I quote one final passage from the Seanad debate of June 30th, 1955, when I said at column 105:
I should like to ask also what is the teacher to do? We know that they are teaching sometimes close on 60 to 70 children in overcrowded conditions. We know that many of them are under-trained teachers. We know that most of them are underpaid. We know that there are no recreational facilities for the children. That is all very true, but is this the fault of the children of six and upwards in the schools? Why should these children pay for neglect of duty by the Department, by the Minister, by society, by all of us, and pay dearly for it, in terms of pain and fear and tears?
I think I have demonstrated therefore that Senator McAuliffe was less than just when he accuses me of making constant attacks on national teachers. Clearly I did not make general attacks on national teachers, and I never have.
Senator McAuliffe thinks it is a slur on or an insult to the teacher to say: "Do not box this child's ear or pull his hair". I would ask him to consider whether it is an insult, for instance, to the country folk to say: "Do not make poteen". Is it an insult to a factory to say: "Do not have insanitary premises or unsafe machines"? Do they feel offended if we pass legislation and post up rules for safety regulations in factories? Is it an insult to a motorist to say: "Do not drink" or "Do not exceed 30 miles an hour in a built-up area"? No insult is involved; no slur is intended and the same applies to rules for school discipline.

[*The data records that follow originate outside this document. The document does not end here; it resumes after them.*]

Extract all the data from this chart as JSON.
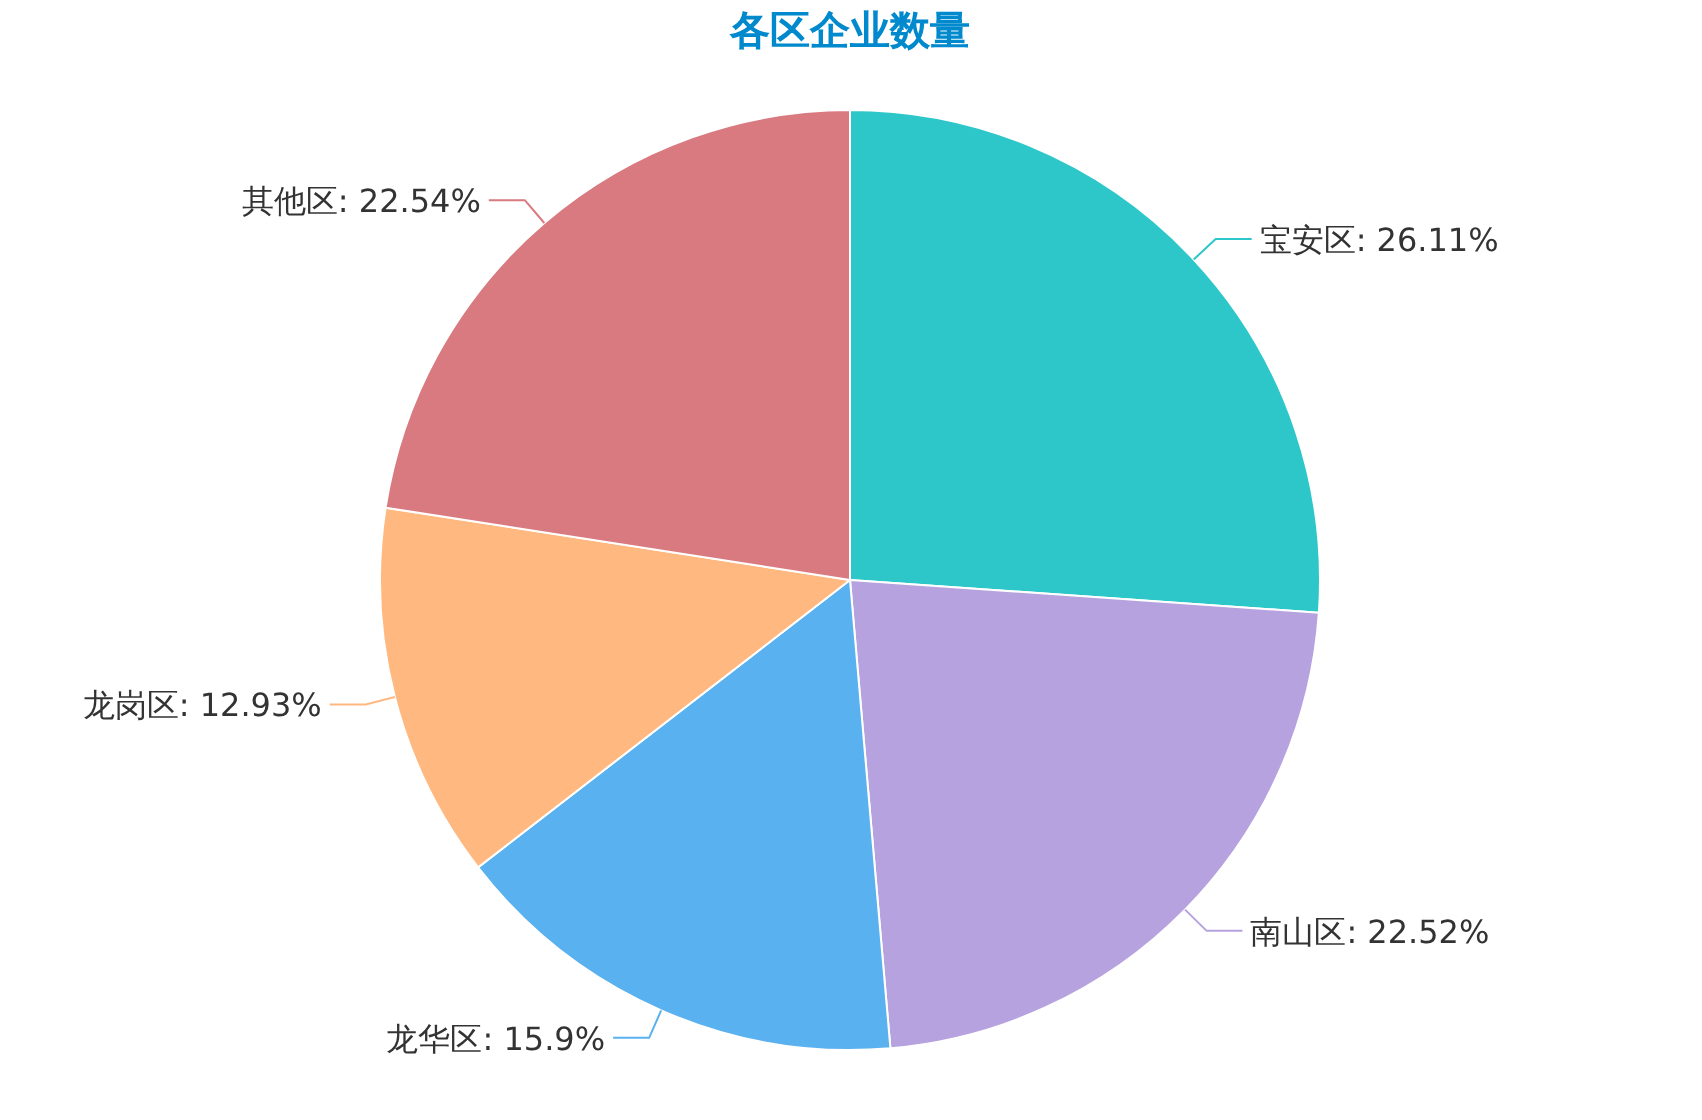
{
  "chart_data": {
    "type": "pie",
    "title": "各区企业数量",
    "categories": [
      "宝安区",
      "南山区",
      "龙华区",
      "龙岗区",
      "其他区"
    ],
    "values": [
      26.11,
      22.52,
      15.9,
      12.93,
      22.54
    ],
    "value_labels": [
      ": 26.11%",
      ": 22.52%",
      ": 15.9%",
      ": 12.93%",
      ": 22.54%"
    ],
    "colors": [
      "#2ec7c9",
      "#b6a2de",
      "#5ab1ef",
      "#ffb980",
      "#d87a80"
    ]
  }
}
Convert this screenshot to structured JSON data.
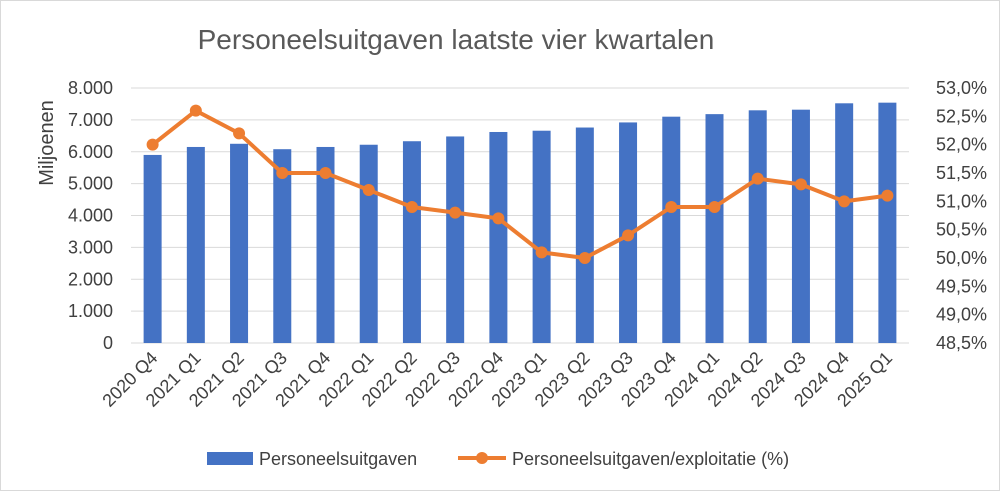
{
  "chart_data": {
    "type": "bar",
    "title": "Personeelsuitgaven laatste vier kwartalen",
    "ylabel": "Miljoenen",
    "categories": [
      "2020 Q4",
      "2021 Q1",
      "2021 Q2",
      "2021 Q3",
      "2021 Q4",
      "2022 Q1",
      "2022 Q2",
      "2022 Q3",
      "2022 Q4",
      "2023 Q1",
      "2023 Q2",
      "2023 Q3",
      "2023 Q4",
      "2024 Q1",
      "2024 Q2",
      "2024 Q3",
      "2024 Q4",
      "2025 Q1"
    ],
    "ylim": [
      0,
      8000
    ],
    "y_ticks": [
      "0",
      "1.000",
      "2.000",
      "3.000",
      "4.000",
      "5.000",
      "6.000",
      "7.000",
      "8.000"
    ],
    "y2lim": [
      48.5,
      53.0
    ],
    "y2_ticks": [
      "48,5%",
      "49,0%",
      "49,5%",
      "50,0%",
      "50,5%",
      "51,0%",
      "51,5%",
      "52,0%",
      "52,5%",
      "53,0%"
    ],
    "grid": true,
    "legend_position": "bottom",
    "series": [
      {
        "name": "Personeelsuitgaven",
        "type": "bar",
        "axis": "left",
        "color": "#4472C4",
        "values": [
          5900,
          6150,
          6250,
          6080,
          6150,
          6220,
          6330,
          6480,
          6620,
          6660,
          6760,
          6920,
          7100,
          7180,
          7300,
          7320,
          7520,
          7540
        ]
      },
      {
        "name": "Personeelsuitgaven/exploitatie (%)",
        "type": "line",
        "axis": "right",
        "color": "#ED7D31",
        "values": [
          52.0,
          52.6,
          52.2,
          51.5,
          51.5,
          51.2,
          50.9,
          50.8,
          50.7,
          50.1,
          50.0,
          50.4,
          50.9,
          50.9,
          51.4,
          51.3,
          51.0,
          51.1
        ]
      }
    ]
  }
}
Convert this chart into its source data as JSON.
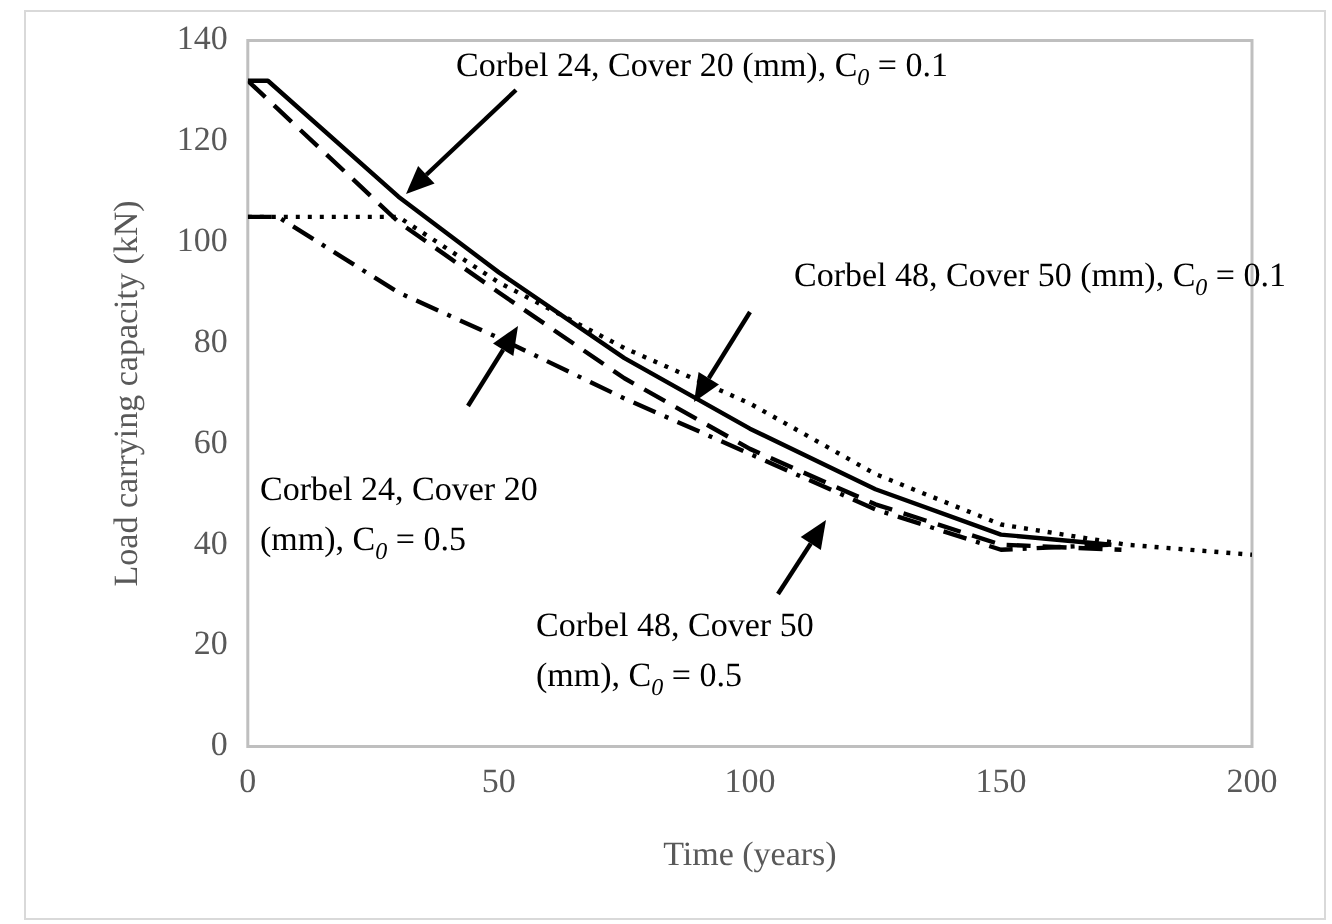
{
  "chart_data": {
    "type": "line",
    "xlabel": "Time (years)",
    "ylabel": "Load carrying capacity (kN)",
    "xlim": [
      0,
      200
    ],
    "xticks": [
      0,
      50,
      100,
      150,
      200
    ],
    "ylim": [
      0,
      140
    ],
    "yticks": [
      0,
      20,
      40,
      60,
      80,
      100,
      120,
      140
    ],
    "grid": false,
    "legend": false,
    "marker": "none",
    "series": [
      {
        "color": "#000000",
        "line_style": "solid",
        "x": [
          0,
          4,
          30,
          50,
          75,
          100,
          125,
          150,
          172
        ],
        "values": [
          132,
          132,
          109,
          94,
          77,
          63,
          51,
          42,
          40
        ]
      },
      {
        "color": "#000000",
        "line_style": "dashed",
        "x": [
          0,
          30,
          50,
          75,
          100,
          125,
          150,
          174
        ],
        "values": [
          132,
          104,
          90,
          73,
          59,
          48,
          40,
          39
        ]
      },
      {
        "color": "#000000",
        "line_style": "dotted",
        "x": [
          0,
          30,
          50,
          75,
          100,
          125,
          150,
          175,
          200
        ],
        "values": [
          105,
          105,
          92,
          79,
          68,
          54,
          44,
          40,
          38
        ]
      },
      {
        "color": "#000000",
        "line_style": "dashdot",
        "x": [
          0,
          6,
          30,
          50,
          75,
          100,
          125,
          150,
          172
        ],
        "values": [
          105,
          105,
          90,
          81,
          69,
          58,
          47,
          39,
          40
        ]
      }
    ],
    "annotations": [
      "Corbel 24, Cover 20 (mm), C$_{0}$ = 0.1",
      "Corbel 48, Cover 50 (mm), C$_{0}$ = 0.1",
      "Corbel 24, Cover 20 (mm), C$_{0}$ = 0.5",
      "Corbel 48, Cover 50 (mm), C$_{0}$ = 0.5"
    ]
  }
}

Senator McAuliffe also referred to "Constance O'Connell type of propaganda". Propaganda is properly defined, I think, in the American phrase, as "The other side put so well that it makes you mad". What in fact have Mr. and Mrs. O'Connell, and the School Children's Protection Association which they helped to found, done? What they did primarily, and the major impact and import of their work, was quite simply to make the Rules widely known to the parents. They have said all along—and I differ from them in degree—that all they wanted was the application of the Rules. They did not want abolition. They made the Rules widely known to parents, and this is regarded by some as not merely making the Rules widely known but necessarily also making it widely known that the Rules were being widely broken. Therefore it seemed to be concluded that since now the Rules were known and it was now widely known that they were being broken, the only action the Minister could take was to have the Rules changed. If only the School Children's Protection Organisation and Mr. and Mrs. O'Connell had kept quiet, then the Rules need not have been changed, because though they were in fact being broken with impunity but most parents would have been none the wiser.
The strap, under the new dispensation, is now permitted, and its use need no longer be confined to the hand. I do not know whether the Seanad have seen the strap, the sort of current article, but I have one of them here and I do not know whether the House would consider it a dangerous instrument or not.